ISO 27001 Clause 7.3

ISO 27001 Clause 7.3 Awareness

Clause 7.3 of ISO IEC 27001 is easy to link with clause 7.2 about skills and clause 7.4 about telling everyone who needs to know about the information security management system.

What is ISO 27001 Clause 7.3?

Persons doing work under the organisation’s control shall be aware of:
a) the information security policy;
b) their contribution to the effectiveness of the information security management system, including the benefits of improved information security performance; and
c) the implications of not conforming with the information security management system requirements.

ISO 27001:2022 Clause 7.3 Awareness

ISO 27001 clause 7.3 says that organisations need to:

  • Make all employees more aware of why information security is important.
  • Give all staff training on the organisation’s rules and steps for keeping information safe.
  • Make sure staff understand what they are responsible for when it comes to information security.

It’s really important that by making people more aware, you help create a culture where everyone thinks about risks and considers information security in everything they do at work.

Also, the person in charge of the information security management system in an organisation must clearly understand a few things:

  • Have they carefully read and understood the organisation’s information security plan?
  • Do they know how important it is to always follow and improve the ISMS?
  • Are they aware of what could happen if they ignore the ISMS and don’t meet the ISO 27001 rules?

What does Clause 7.3 involve?

ISO 27001 wants to make sure that the people doing the work know about:

  • The rules for keeping information safe.
  • How what they do helps the ISMS work well, including the good things that come from making it better.
  • What happens if the information security management system doesn’t meet the rules.

What does ISO 27001 requirement 7.3 cover?

ISO 27001 requirement 7.3 looks at these areas:

  • Why information security is important.
  • The organisation’s rules for keeping information safe.
  • The organisation’s steps for keeping information secure.
  • What staff are responsible for regarding information security.
  • The dangers to information security.
  • The security measures that are used to lower these dangers.

Showing awareness for clause 7.3

If you’re setting up your ISMS in a connected way, the people helping to build it will have been involved in creating the information security plan for the top managers to approve (clause 5.2).

They should also clearly understand their role because it would have been agreed and written down as part of clause 7.1 (and other areas we’ve already mentioned).

We also suggest that:

Anyone working on the ISMS should read the ISO 27001 standard to understand what’s required. Then, they should be shown how these requirements are being met in practice (which is easy if you use a system like ISMS.online). This would include understanding risk management (6.1), ISMS goals (6.2), broader measurement and evaluation (9.1), internal checks (9.2), management reviews (9.3), dealing with problems and fixing them (10.1), as well as always trying to improve things (10.2).

Besides understanding how the ISMS is managed and run (as mentioned above), we also strongly recommend that staff involved in the ISMS follow the same steps as those involved in the broader communication in line with clause 7.4. This looks at how staff are informed, involved, and follow the rules.
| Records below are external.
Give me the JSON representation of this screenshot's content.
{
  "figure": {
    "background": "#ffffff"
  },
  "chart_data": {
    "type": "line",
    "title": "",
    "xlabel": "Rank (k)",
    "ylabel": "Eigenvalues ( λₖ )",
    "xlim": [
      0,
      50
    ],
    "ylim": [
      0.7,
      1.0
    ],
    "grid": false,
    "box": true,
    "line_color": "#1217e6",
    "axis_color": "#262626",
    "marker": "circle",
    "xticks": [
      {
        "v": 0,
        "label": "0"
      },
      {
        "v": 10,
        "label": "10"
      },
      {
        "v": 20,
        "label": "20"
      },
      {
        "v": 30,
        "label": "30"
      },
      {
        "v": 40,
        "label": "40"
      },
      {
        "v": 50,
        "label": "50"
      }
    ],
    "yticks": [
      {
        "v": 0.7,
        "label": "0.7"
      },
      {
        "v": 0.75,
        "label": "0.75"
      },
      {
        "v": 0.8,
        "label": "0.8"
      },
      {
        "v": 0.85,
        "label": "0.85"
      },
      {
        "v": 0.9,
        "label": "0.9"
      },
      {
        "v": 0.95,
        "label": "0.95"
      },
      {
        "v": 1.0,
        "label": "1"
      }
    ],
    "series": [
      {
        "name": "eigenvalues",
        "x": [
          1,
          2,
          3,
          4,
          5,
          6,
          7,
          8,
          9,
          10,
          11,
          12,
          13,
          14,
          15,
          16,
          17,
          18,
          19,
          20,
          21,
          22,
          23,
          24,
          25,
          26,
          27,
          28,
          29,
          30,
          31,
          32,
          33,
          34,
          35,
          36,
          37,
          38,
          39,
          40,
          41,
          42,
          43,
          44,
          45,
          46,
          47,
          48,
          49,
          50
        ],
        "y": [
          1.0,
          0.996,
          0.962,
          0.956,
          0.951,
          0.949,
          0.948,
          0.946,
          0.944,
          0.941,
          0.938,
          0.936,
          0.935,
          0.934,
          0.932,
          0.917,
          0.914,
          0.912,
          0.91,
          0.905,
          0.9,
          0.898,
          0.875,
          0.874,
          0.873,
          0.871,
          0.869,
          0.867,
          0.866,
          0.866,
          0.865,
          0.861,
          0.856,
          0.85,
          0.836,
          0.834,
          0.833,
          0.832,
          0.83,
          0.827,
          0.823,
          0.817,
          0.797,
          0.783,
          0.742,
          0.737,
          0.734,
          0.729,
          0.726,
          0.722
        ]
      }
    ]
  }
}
It also connects with the HR security process, especially Annex A 7.2.2, which is about making sure people are aware of, educated about, and trained in information security.

How to demonstrate awareness for ISO 27001 clause 7.3

Here’s how organisations can show awareness for ISO 27001 clause 7.3:

  • Give awareness training to all employees.
  • Tell all staff about the organisation’s information security plan.
  • Put up information security posters and reminders in the workplace.
  • Include information security when new staff start and in performance reviews.
  • Regularly check staff’s awareness to make sure they know what they’re responsible for.

Conclusion

In conclusion, making sure everyone knows why information security is important is a key part of any organisation’s information security management system (ISMS).

By ensuring that all employees understand why information security matters and what they need to do to protect the organisation’s important information, organisations can help stop security problems and keep their information safe.